The plan for this slammed HR Holden is to further solidify the legacy of a late great of our industry

Photographers: Aidans Design & Illustration

If you’re a seasoned street machiner or you’ve been around the scene for a while, this slammed HR Premier might look familiar. Dubbed ‘Premi-air’, (’cos, y’know, it’s ’bagged), this was the first full street machine build undertaken by one of Australia’s greatest fabricators, the late Laurie Starling of The Chop Shop, after he decided to hang up the mini-truck hat.

First published in the January 2022 issue of Street Machine

Following a ground-up build – including a custom chassis, killer fab work and airbag suspension – it was presented in bare metal at MotorEx 2011, before its then-owner took it home to complete. Build progress proved to be slow and the car was sold off a couple of times before coming to the attention of Laurie’s parents, Rob and Julia Starling, in late 2020.

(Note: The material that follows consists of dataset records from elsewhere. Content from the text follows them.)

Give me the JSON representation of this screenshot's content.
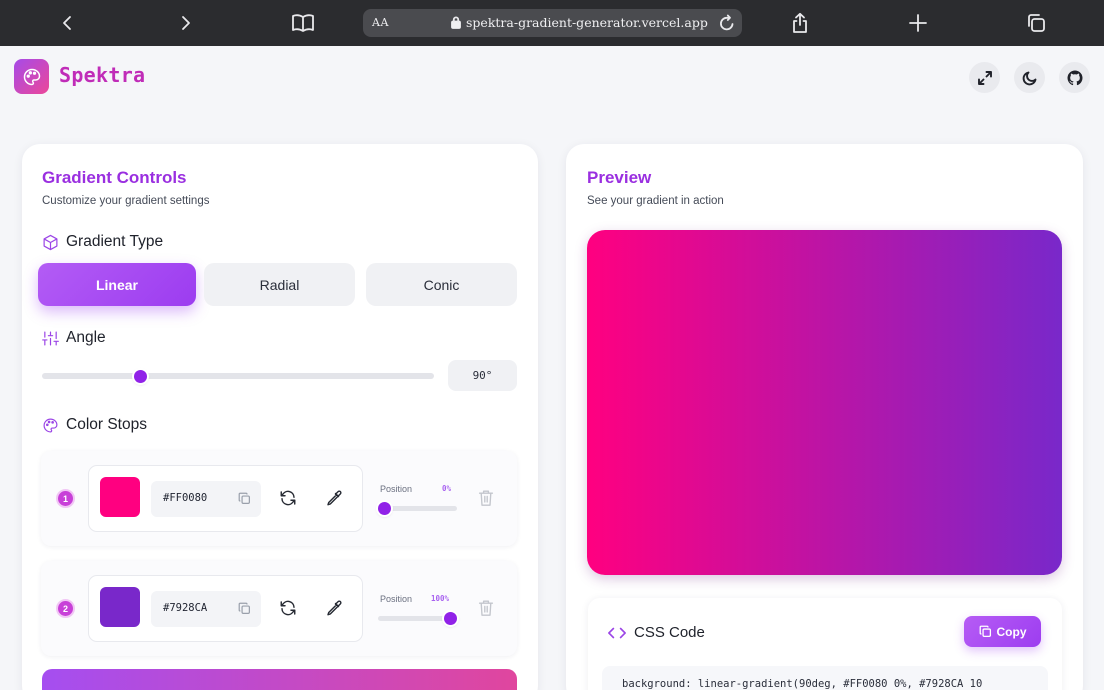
{
  "browser": {
    "text_size_label": "AA",
    "url": "spektra-gradient-generator.vercel.app"
  },
  "app": {
    "name": "Spektra"
  },
  "controls": {
    "title": "Gradient Controls",
    "subtitle": "Customize your gradient settings",
    "gradient_type": {
      "heading": "Gradient Type",
      "options": [
        "Linear",
        "Radial",
        "Conic"
      ],
      "selected": "Linear"
    },
    "angle": {
      "heading": "Angle",
      "value": 90,
      "display": "90°"
    },
    "color_stops": {
      "heading": "Color Stops",
      "position_label": "Position",
      "stops": [
        {
          "index": "1",
          "hex": "#FF0080",
          "color": "#FF0080",
          "position": 0,
          "position_text": "0%"
        },
        {
          "index": "2",
          "hex": "#7928CA",
          "color": "#7928CA",
          "position": 100,
          "position_text": "100%"
        }
      ]
    }
  },
  "preview": {
    "title": "Preview",
    "subtitle": "See your gradient in action",
    "gradient_css": "linear-gradient(90deg, #FF0080 0%, #7928CA 100%)"
  },
  "css_code": {
    "heading": "CSS Code",
    "copy_label": "Copy",
    "code": "background: linear-gradient(90deg, #FF0080 0%, #7928CA 10"
  },
  "colors": {
    "accent": "#9B3BF0",
    "brand": "#C02CB8",
    "stop_1": "#FF0080",
    "stop_2": "#7928CA"
  }
}
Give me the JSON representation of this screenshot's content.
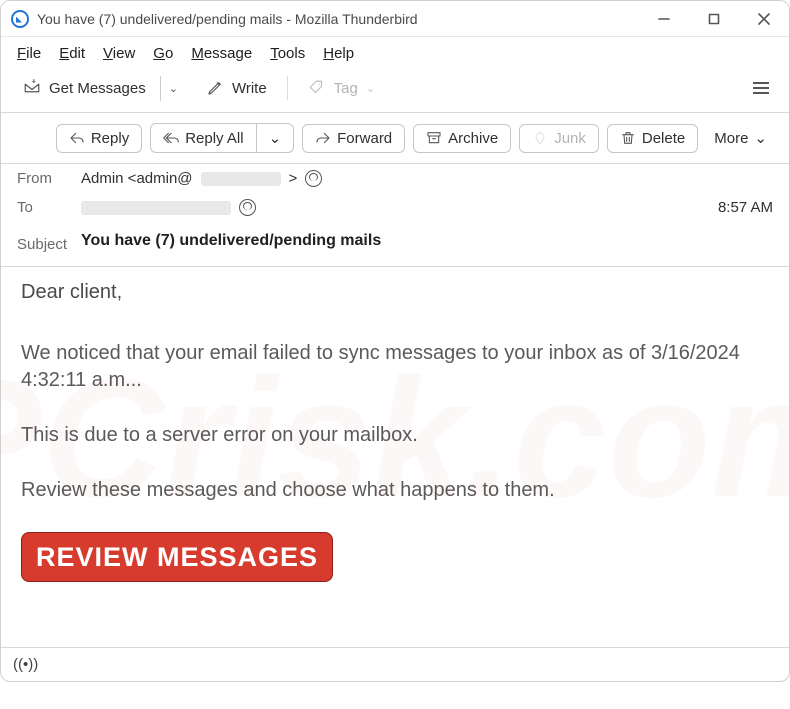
{
  "window": {
    "title": "You have (7) undelivered/pending mails - Mozilla Thunderbird",
    "minimize_icon": "minimize-icon",
    "maximize_icon": "maximize-icon",
    "close_icon": "close-icon"
  },
  "menubar": [
    {
      "label": "File",
      "accel": "F"
    },
    {
      "label": "Edit",
      "accel": "E"
    },
    {
      "label": "View",
      "accel": "V"
    },
    {
      "label": "Go",
      "accel": "G"
    },
    {
      "label": "Message",
      "accel": "M"
    },
    {
      "label": "Tools",
      "accel": "T"
    },
    {
      "label": "Help",
      "accel": "H"
    }
  ],
  "toolbar": {
    "get_messages": "Get Messages",
    "write": "Write",
    "tag": "Tag"
  },
  "actions": {
    "reply": "Reply",
    "reply_all": "Reply All",
    "forward": "Forward",
    "archive": "Archive",
    "junk": "Junk",
    "delete": "Delete",
    "more": "More"
  },
  "header": {
    "from_label": "From",
    "from_value": "Admin <admin@",
    "from_after": " >",
    "to_label": "To",
    "subject_label": "Subject",
    "subject_value": "You have (7) undelivered/pending mails",
    "time": "8:57 AM"
  },
  "body": {
    "salutation": "Dear client,",
    "p1": "We noticed that your email failed to sync messages to your inbox as of 3/16/2024 4:32:11 a.m...",
    "p2": "This is due to a server error on your mailbox.",
    "p3": "Review these messages and choose what happens to them.",
    "cta": "REVIEW MESSAGES"
  },
  "statusbar": {
    "connection": "((•))"
  }
}
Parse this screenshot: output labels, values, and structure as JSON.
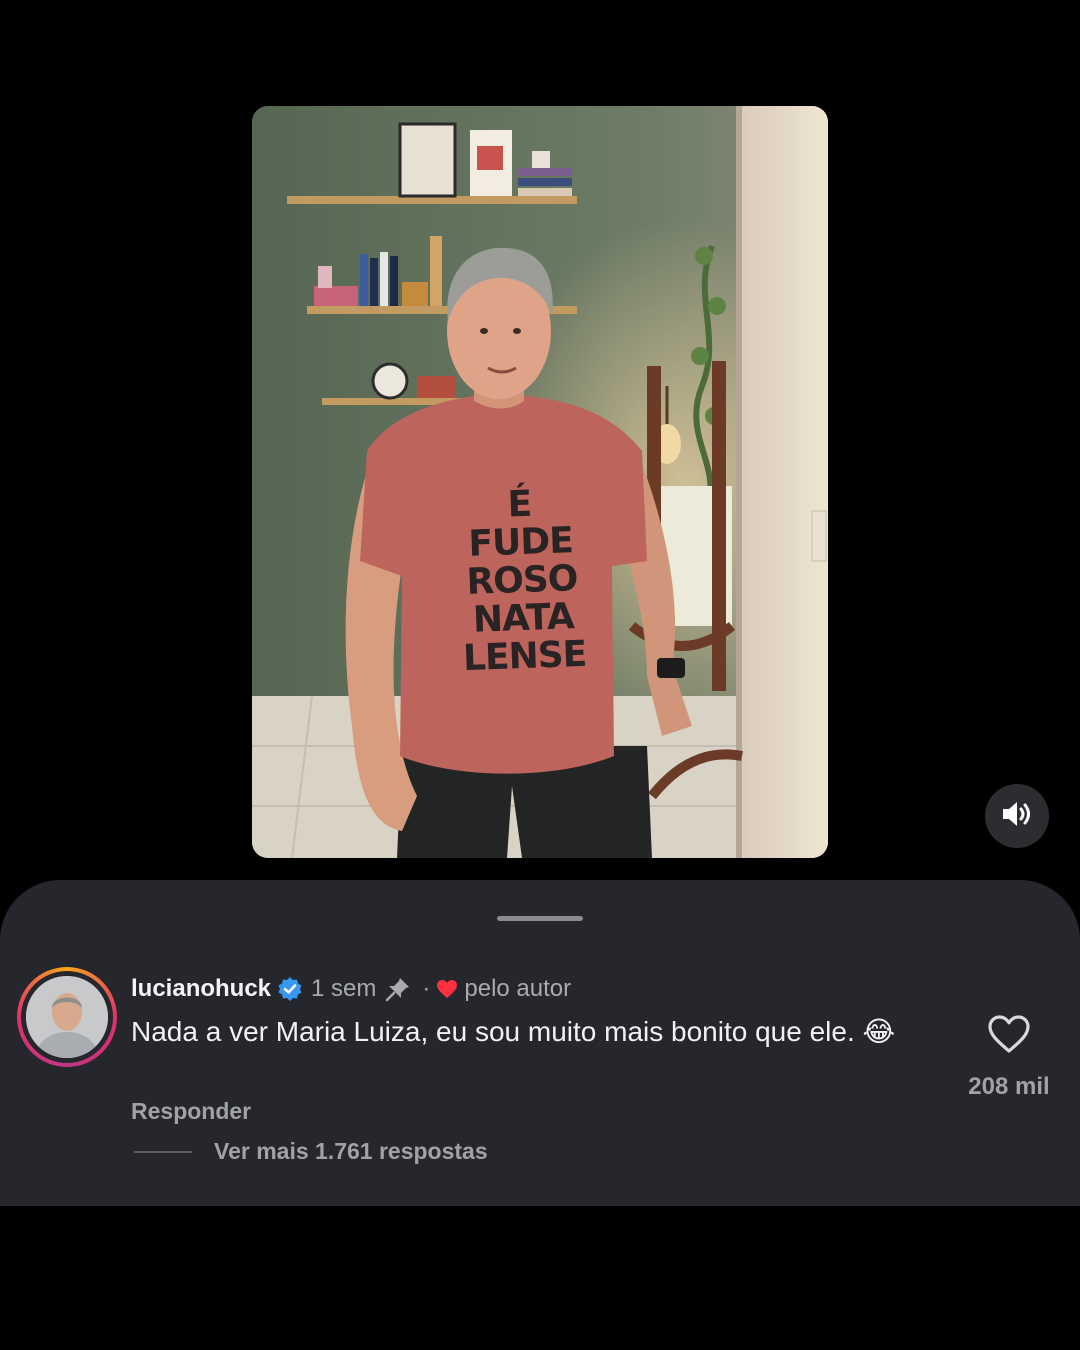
{
  "video": {
    "shirt_text": "É\nFUDE\nROSO\nNATA\nLENSE"
  },
  "controls": {
    "sound_icon": "speaker-on-icon"
  },
  "comment": {
    "username": "lucianohuck",
    "verified_icon": "verified-badge-icon",
    "time": "1 sem",
    "pin_icon": "pin-icon",
    "separator": "·",
    "liked_by_author_icon": "red-heart-icon",
    "liked_by_author_label": "pelo autor",
    "text": "Nada a ver Maria Luiza, eu sou muito mais bonito que ele.",
    "emoji": "😂",
    "reply_label": "Responder",
    "view_more_label": "Ver mais 1.761 respostas",
    "like_count": "208 mil",
    "like_icon": "heart-outline-icon"
  },
  "colors": {
    "sheet_bg": "#25272c",
    "verified_blue": "#3897f0",
    "heart_red": "#ff3040",
    "muted_text": "#a0a2a6"
  }
}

With advice from the likes of Owen Webb, Simon Telford, Aaron Gregory and others, the Laurie Starling Memorial Trust purchased the HR with the intention of finishing it as a key part of Laurie’s legacy. Carmine De Maria of CAD Custom in Melbourne has generously taken on the task of completing the build, while previous winners of the Laurie Starling Memorial Scholarship will be invited to fabricate some components as part of their continued skill development.

Sadly, the visionary who fabricated and designed the car is no longer with us, but Laurie’s parents have pulled together an awesome team to see the HR to completion. The crew comprises Summernats boss judge Owen Webb; 2020 SMOTY winner Aaron Gregory, who briefly worked with Laurie on this build; Norm Stewart, who was also involved in the project early on; the previously mentioned Carmine De Maria of CAD Custom; and myself, lucky enough to be the 2021 winner of the Laurie Starling Memorial Scholarship.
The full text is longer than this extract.